For the 2023-24 school year, the attitude was one of “curiosity and discernment.”

In the current school year, Mulrooney asked teachers for their opinions and was immediately met with resistance. “‘ I don’t touch it, and I dont let my students touch it’ were the first responses.”

Davis, from The Hotchkiss School, said he started hearing about AI during the winter holiday break in 2022.

Hotchkiss has not banned AI. Davis said the emphasis has been one of exploration.

He noted one immediate consequence of the rise of AI.

“Evidence of learning changed overnight for the written word.”

“We’re trying to get people to use it to see what it can do,” he continued. “We’re still in that place.”

“It’s pretty exciting — and terrifying.”

Strever, from HVRHS, said, “I’m pretty sure it gave at least one English teacher a coronary” when the AI issue surfaced. “We have it as a brainstorming tool, an idea generator.”

The current attitude is that AI “is not the best thing, not the worst thing. We’re somewhere in the middle.”

Costa noted that New York City public schools tried a ban on the use of AI (since modified) and asked the educators if their schools have considered going that route.

Mulrooney said Salisbury School won’t ban AI, but will police it. “The onus is more on teachers on what the boundaries are.”

Davis said AI can be used by students to “bypass or enhance.”

“So it’s about clarity,” with teachers setting clear rules on AI use.

Strever agreed, and said that AI cannot replace passion.

“When a student is passionate about a topic, they will write reams about it.”

Costa said that many technologies act as “intensifiers,” and that AI will make good teachers better while alarming lazy teachers.

Mervis used the example of a regular newsletter put out by a teacher. Much of the work that goes into the newsletter is repetitive and time-consuming. A teacher using AI could get the tedious work done in a fraction of the time, and use that saved time “to do something useful.”
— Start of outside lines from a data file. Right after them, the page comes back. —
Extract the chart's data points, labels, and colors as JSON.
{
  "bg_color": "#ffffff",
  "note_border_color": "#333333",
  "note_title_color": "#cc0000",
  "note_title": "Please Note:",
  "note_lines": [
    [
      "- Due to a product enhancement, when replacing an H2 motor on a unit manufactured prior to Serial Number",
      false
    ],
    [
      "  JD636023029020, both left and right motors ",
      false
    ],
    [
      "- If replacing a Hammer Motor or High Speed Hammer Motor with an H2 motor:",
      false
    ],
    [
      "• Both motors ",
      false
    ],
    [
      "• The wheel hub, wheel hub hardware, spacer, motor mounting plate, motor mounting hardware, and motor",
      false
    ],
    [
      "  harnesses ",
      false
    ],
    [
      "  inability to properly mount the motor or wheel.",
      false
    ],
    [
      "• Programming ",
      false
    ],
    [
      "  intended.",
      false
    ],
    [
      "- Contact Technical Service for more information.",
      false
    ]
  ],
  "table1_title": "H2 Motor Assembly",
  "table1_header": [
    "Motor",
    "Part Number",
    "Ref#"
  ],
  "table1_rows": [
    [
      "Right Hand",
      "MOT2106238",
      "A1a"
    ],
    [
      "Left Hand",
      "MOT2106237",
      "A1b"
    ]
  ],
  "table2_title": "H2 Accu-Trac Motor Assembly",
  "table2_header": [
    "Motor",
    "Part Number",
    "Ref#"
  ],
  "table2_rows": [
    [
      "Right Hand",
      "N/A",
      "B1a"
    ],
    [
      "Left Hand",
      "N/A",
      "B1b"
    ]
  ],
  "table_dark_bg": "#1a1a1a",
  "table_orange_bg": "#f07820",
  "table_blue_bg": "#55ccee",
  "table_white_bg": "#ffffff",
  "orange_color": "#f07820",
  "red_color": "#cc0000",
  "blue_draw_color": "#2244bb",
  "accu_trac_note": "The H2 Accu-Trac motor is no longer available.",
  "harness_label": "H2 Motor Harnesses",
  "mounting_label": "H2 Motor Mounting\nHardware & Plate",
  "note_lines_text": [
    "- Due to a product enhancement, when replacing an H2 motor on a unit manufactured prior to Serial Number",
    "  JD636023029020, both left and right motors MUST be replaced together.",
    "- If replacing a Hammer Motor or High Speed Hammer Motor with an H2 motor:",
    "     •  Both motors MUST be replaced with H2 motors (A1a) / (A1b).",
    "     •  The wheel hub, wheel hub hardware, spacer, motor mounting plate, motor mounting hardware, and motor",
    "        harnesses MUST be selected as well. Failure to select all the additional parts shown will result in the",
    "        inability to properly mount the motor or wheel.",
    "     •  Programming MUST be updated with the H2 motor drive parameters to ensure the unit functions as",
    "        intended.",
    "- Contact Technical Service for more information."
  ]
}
Jonathan Costa (at left) moderated a Salisbury Forum panel on artifical intelligence Friday, Sept. 27. The panelists were (from left) Ian Strever, Richard Davis, Matt Mervis and Sarah Mulrooney.Patrick L. Sullivan

Costa asked how AI can be used in instruction. Mulrooney gave an example. In a unit involving debate, the class could let AI have the actual debate, and then, using their own critical thinking skills, “analyze the arguments and discourse.”

Davis, who teaches ancient Greek, said he typically spends a lot of time coming up with sentences and paragraphs for his students to work on after they’ve exhausted the material in the textbook.

An initial attempt at using ChatGPT to come up with samples wasn’t successful, but a subsequent try with another program “worked pretty well.”

“It was the first time AI was a time-saver.”

Strever said he was interested to see how HVRHS photography students caught on to AI’s possibilities and began using it in production.

Costa asked the panel about their hopes and fears for AI.

“Neuralink,” said Strever, referring to Elon Musk’s neurotechnology company. “The possibility this ends up embedded in your head is terrifying.”

Davis said AI’s potential for personalized learning is “super-exciting.”

On the downside, he said he worries about “the human element,” particularly gullibility and a propensity to take short cuts.

Mulrooney said she is worried about the pace of change, but she is seeing the utility of AI in real-life situations.

Mervis said making dire comparisons to dystopian science fiction works is “a way to avoid talking about bias, energy consumption” and other AI issues.

Ultimately, he hopes AI “will free up teachers to do something meaningful.”